The clock ticked on until 3 in the morning then the front door swung open. His voice roared up the stairs with his heavy footsteps. I knew that tone; he was coming for me. He pushed the bedroom door open, pulling the sheets off of me.

"Get up, bitch." He growled.

The smell of alcohol made my stomach heave in disgust.

"Let go of me." I snapped, pounding on his chest.

He dragged me onto the floor, kicking me into the corner.

"Stop it!" I screeched, feeling his fists beat on my back. My lungs burned, struggling to take in air.

"I am so sick of you." He seethed, pulling my face towards him. "You disgust me."

He dragged me into the bathroom slamming the door shut. My screams echoed off the tile and the tub.

"Stop screaming!" he shouted, thrusting me into the toilet.

"Get out Tobias! Get out!"

Tobias seized me by the throat, pinning me to the door.

"I don't know why I married you. Every day is a regret. Because of you, I still don't have my family. You couldn't protect our daughter. You're weak Madison. Look at you, on the floor, a repulsive mess."

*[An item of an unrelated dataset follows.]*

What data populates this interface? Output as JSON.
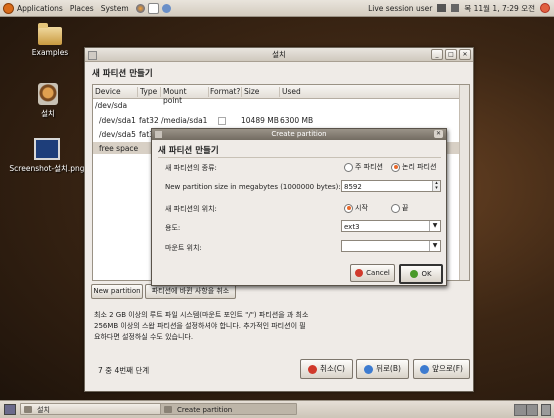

"You're draining the life out of me." I shot back.

"I had nothing to do with this. You were damaged and you'll always be damaged."

"I am not weak or damaged."

"You are, look at you. You can't even walk away from me. All you do is tell me to stop, plead for me to stop, but you do nothing. I'll always have you Madison, you'll always be mine."

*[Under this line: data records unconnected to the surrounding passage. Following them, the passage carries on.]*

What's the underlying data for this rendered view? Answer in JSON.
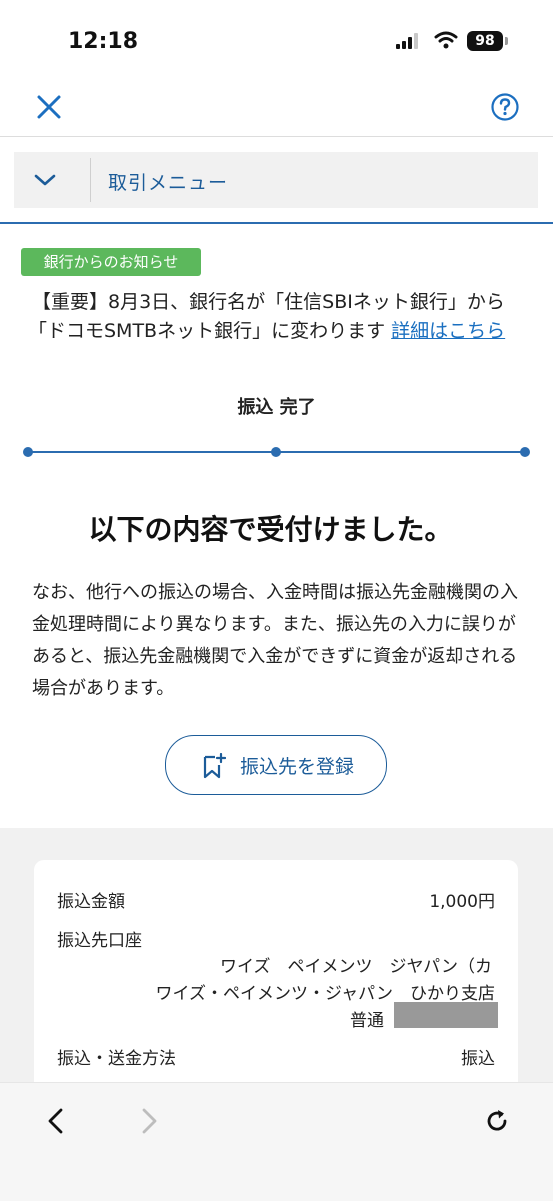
{
  "status_bar": {
    "time": "12:18",
    "battery": "98"
  },
  "header": {
    "close_icon": "close-icon",
    "help_icon": "help-icon"
  },
  "menu": {
    "label": "取引メニュー",
    "icon": "chevron-down-icon"
  },
  "notice": {
    "badge": "銀行からのお知らせ",
    "line1": "【重要】8月3日、銀行名が「住信SBIネット銀行」から",
    "line2": "「ドコモSMTBネット銀行」に変わります",
    "link": "詳細はこちら"
  },
  "progress": {
    "title": "振込 完了",
    "current_step": 3,
    "total_steps": 3
  },
  "result": {
    "heading": "以下の内容で受付けました。",
    "body": "なお、他行への振込の場合、入金時間は振込先金融機関の入金処理時間により異なります。また、振込先の入力に誤りがあると、振込先金融機関で入金ができずに資金が返却される場合があります。"
  },
  "register_button": {
    "label": "振込先を登録",
    "icon": "bookmark-add-icon"
  },
  "details": {
    "amount_label": "振込金額",
    "amount_value": "1,000円",
    "account_label": "振込先口座",
    "account_name_kana": "ワイズ　ペイメンツ　ジヤパン（カ",
    "account_name": "ワイズ・ペイメンツ・ジャパン　ひかり支店",
    "account_type": "普通",
    "method_label": "振込・送金方法",
    "method_value": "振込"
  },
  "browser_nav": {
    "back_icon": "back-icon",
    "forward_icon": "forward-icon",
    "reload_icon": "reload-icon"
  },
  "colors": {
    "accent": "#1c5c99",
    "notice_badge": "#5cb85c",
    "link": "#1a6fc0"
  }
}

I rose to my feet trying to shoot him a deadly glare. He snickered, cupping my chin. I pushed his hand away, but couldn't budge it.

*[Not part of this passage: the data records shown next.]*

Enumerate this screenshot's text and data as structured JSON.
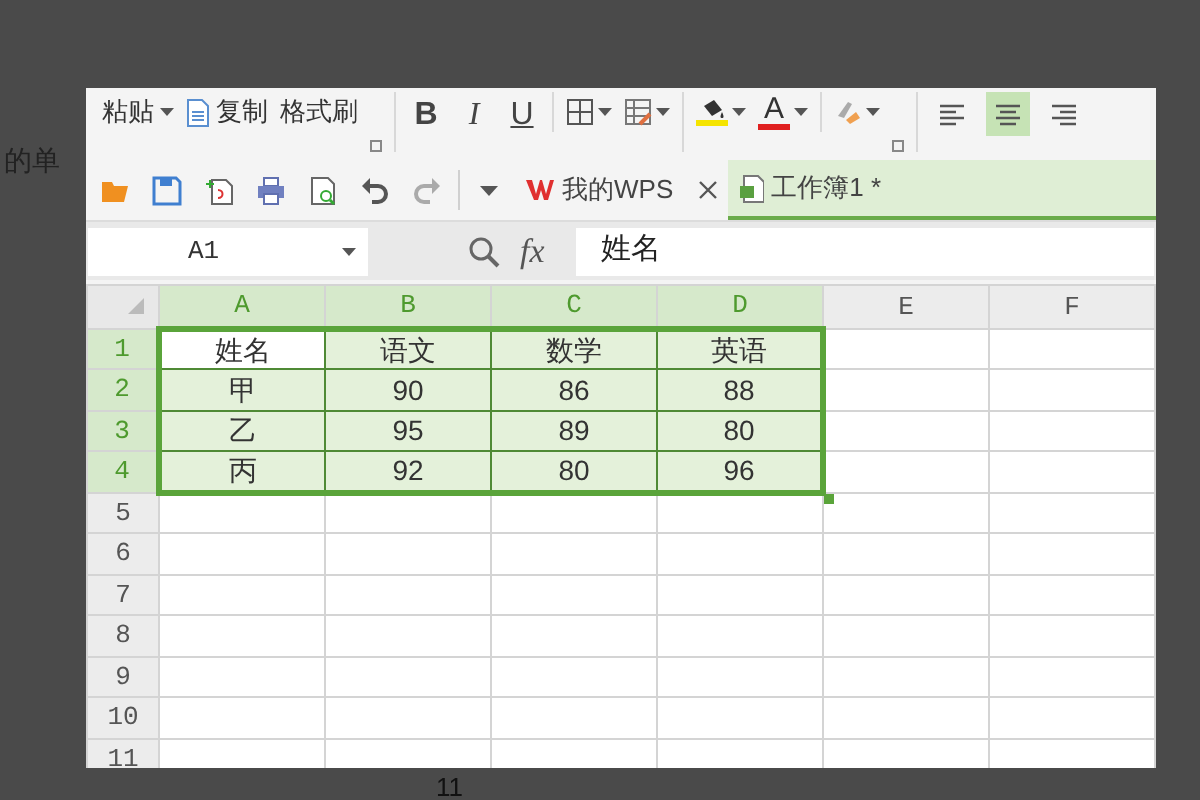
{
  "background_texts": [
    "的单",
    "11"
  ],
  "ribbon": {
    "paste": {
      "label": "粘贴"
    },
    "copy": {
      "label": "复制"
    },
    "format_painter": {
      "label": "格式刷"
    },
    "font_styles": [
      {
        "label": "B",
        "kind": "bold"
      },
      {
        "label": "I",
        "kind": "italic"
      },
      {
        "label": "U",
        "kind": "underline"
      }
    ],
    "font_color": {
      "label": "A",
      "color": "#e02020"
    },
    "fill_color": {
      "color": "#f5e400"
    },
    "alignment": [
      {
        "kind": "left",
        "selected": false
      },
      {
        "kind": "center",
        "selected": true
      },
      {
        "kind": "right",
        "selected": false
      }
    ]
  },
  "tabs": [
    {
      "label": "我的WPS",
      "kind": "home",
      "selected": false,
      "closable": true
    },
    {
      "label": "工作簿1 *",
      "kind": "workbook",
      "selected": true,
      "closable": false
    }
  ],
  "formula_bar": {
    "name_box": "A1",
    "fx": "fx",
    "value": "姓名"
  },
  "grid": {
    "columns": [
      {
        "label": "A",
        "selected": true
      },
      {
        "label": "B",
        "selected": true
      },
      {
        "label": "C",
        "selected": true
      },
      {
        "label": "D",
        "selected": true
      },
      {
        "label": "E",
        "selected": false
      },
      {
        "label": "F",
        "selected": false
      }
    ],
    "rows": [
      {
        "label": "1",
        "selected": true,
        "cells": [
          {
            "text": "姓名",
            "active": true
          },
          {
            "text": "语文",
            "active": false
          },
          {
            "text": "数学",
            "active": false
          },
          {
            "text": "英语",
            "active": false
          }
        ]
      },
      {
        "label": "2",
        "selected": true,
        "cells": [
          {
            "text": "甲",
            "active": false
          },
          {
            "text": "90",
            "active": false
          },
          {
            "text": "86",
            "active": false
          },
          {
            "text": "88",
            "active": false
          }
        ]
      },
      {
        "label": "3",
        "selected": true,
        "cells": [
          {
            "text": "乙",
            "active": false
          },
          {
            "text": "95",
            "active": false
          },
          {
            "text": "89",
            "active": false
          },
          {
            "text": "80",
            "active": false
          }
        ]
      },
      {
        "label": "4",
        "selected": true,
        "cells": [
          {
            "text": "丙",
            "active": false
          },
          {
            "text": "92",
            "active": false
          },
          {
            "text": "80",
            "active": false
          },
          {
            "text": "96",
            "active": false
          }
        ]
      },
      {
        "label": "5",
        "selected": false
      },
      {
        "label": "6",
        "selected": false
      },
      {
        "label": "7",
        "selected": false
      },
      {
        "label": "8",
        "selected": false
      },
      {
        "label": "9",
        "selected": false
      },
      {
        "label": "10",
        "selected": false
      },
      {
        "label": "11",
        "selected": false
      }
    ]
  }
}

"I should have married Michelle. She continues to give me more than you ever will. Those five years you wanted to be pure, I had had Michelle. You weren't worth any type of wait and I figured that out on our wedding night."

He released me, letting me slide onto the floor choking and gasping for air in suppressed sobs.

"I hate you Tobias, I hate you!"

He knelt in front of me, holding me by the neck. My flight mode kicked in, rattled by the other hand wrapped around the back of my neck.

"You hate me?" his voice sounded thin and odious.

He lifted the toilet seat dunking my face in, in the same fluid movement. I buckled, gripping the sides of the bowl. My nails slid off the smooth surface as I struggled to pull my face out. His grip tightened, making my face grow numb. The air from my lungs was stale and not nearly enough to keep me conscious. With a shaking hand I reached up for the lever and pulled it down. The water swirled down allowing me to violently suck air in. He yanked my head out, pushing my body up against the wall.